The NoSQL Movement

The NOSQL movement that has recently taken on a momentum of its own, NoSQL is not an out pouring of frustration with databases, but is taken to stand for ‘Not Only’ SQL, and is seen as response to technical architectures where traditional database/data query technologies are not the ‘de facto’ approach to data storage and management.

Personally I believe that this movement began with Eric Brewers CAP theorem in 2000. Brewer was talking about trade-off decisions that need to be made in highly scalable systems. He postulated that there were three core system requirements that any distributed system had to exhibit those of Consistency, Availability, and Partition tolerance hence the ‘CAP’ of CAP theorem. However he went on to make the distinction and state that any scalable system could only be guaranteed to have any two of these attributes.

The result of this was that Werner Vogels CTO of Amazon in 2008 coined the term ‘Eventual Consistency’, i.e that Availability and Partition tolerance were the running attributes that were most important and that system inconsistencies could be resolved in time i.e that continuous consistency is not usually required. As continuous consistency is the raison d’etre of the database, this has meant that the classic role of the RDBMS has changed or at least has undergone a rethink in the context of extremely scalable distributed processing. The fact many of the Internet scale businesses (Google, Amazon, Facebook etc) have been instrumental in developing ‘open source’ NoSQL products for their own line of business applications has added to the impetus behind this movement. The very nature and price point of cloud computing and storage for our enterprises, has meant that we are able to store, process, and analyze much more of our own business data, more often than not we are able to make use of the ‘NoSQL’ tools that have been developed by these leading internet business.

Products like Hadoop/Hive originally developed by Google for doing massive data mining using the Map/Reduce pattern have evolved into Cloud based services like ‘Elastic Map Reduce’ from Amazon, and has been taken on as a top-level project by the Apache foundation, and thus available to use at the public or private cloud level by any company with the requirement to process petabytes of data.

The NoSQL movement has also had increasing adoption and impetus from those application domains where the problems to be solved do not necessarily fit snugly into the classic ‘Relational’ model. A wide range of NoSQL products has sprung up which use different logical models to represent ‘semi-structured’ data these include Map/Key-Value oriented (Voldemort, Dynomite), Column Familiy oriented (BigTable, HBase, Hypertable), Document oriented (Couch DB, MongoDB ), and Graph oriented (Neo4j, Infogrid)

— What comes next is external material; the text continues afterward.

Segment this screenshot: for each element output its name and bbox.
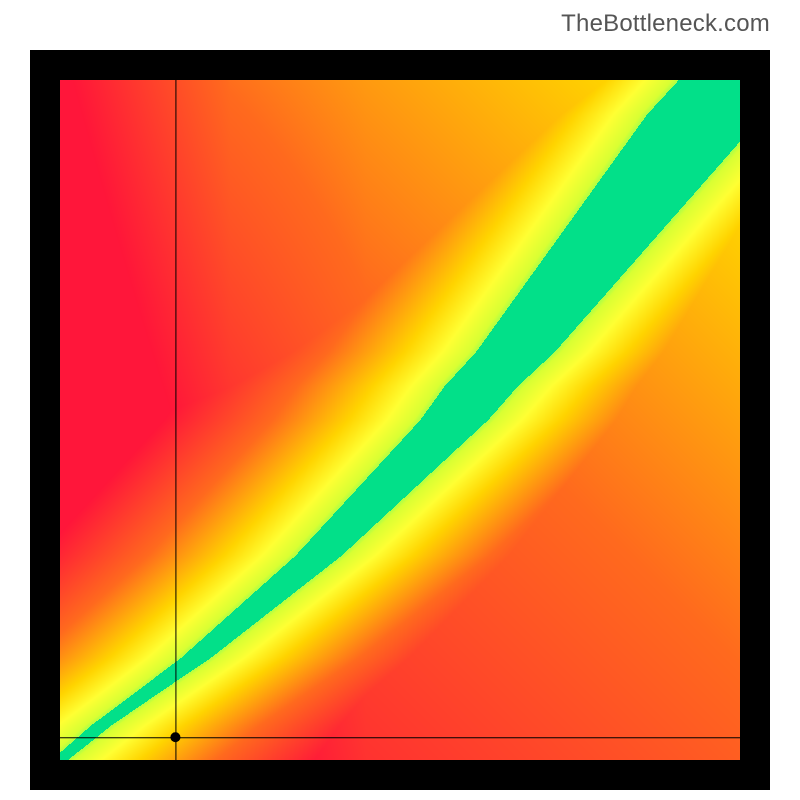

At the same time traditional schema based database structures are more often considered too inflexible to accommodate changing business models. Our own experience of working with O2 on a telecoms product catalogue has lead us to consider a NoSQL solution as the natural path in the ecommerce platform evolution. The O2 business model and the types of products that it sells now include not only handsets, tariffs, and accessories but broadband, games, ringtones, consoles, financial services, content, and could progress onto many other as yet not envisioned physical and logical product offerings. We have been looking at NoSQL ‘Graph’ databases as a way of modeling products, their attributes, relationships, and eligibilities to customer segments in an attempt to develop a product catalogue that can continue to offer flexibility as the business evolves.

The case outlined is not uncommon, whereby data, and the approach to dealing with it necessitates a cloud technology landscape, one that is a departure from the intrinsic constraints of fixed datacenters and the RDBMS. Another good example of this is Razorfish’s own EDGE platform. Historically this application and its data would have made exclusive use of Enterprise level database infrastructure, hosted in a proprietary datacenter in a DR configuration. The volume of data however has been growing exponentially, as has the compute power required, necessitating an entirely new approach. This approach has been to use Amazon EMR consisting of the Apache Hadoop/Hive/HBase product sets, to both host and process the increasing data volumes. This approach makes the most use of the utility of Amazon’s cloud as well as the frameworks that others have positioned on that cloud i.e NoSQL databases.

It can be seen that patterns for managing data in modern web centric enterprises, through the use of the new application class of NoSQL on the cloud, are a better choice for anticipating change and trends (compared to RDBMS solutions) given their support for unstructured data, horizontal scalability through partitioning, and high availability support.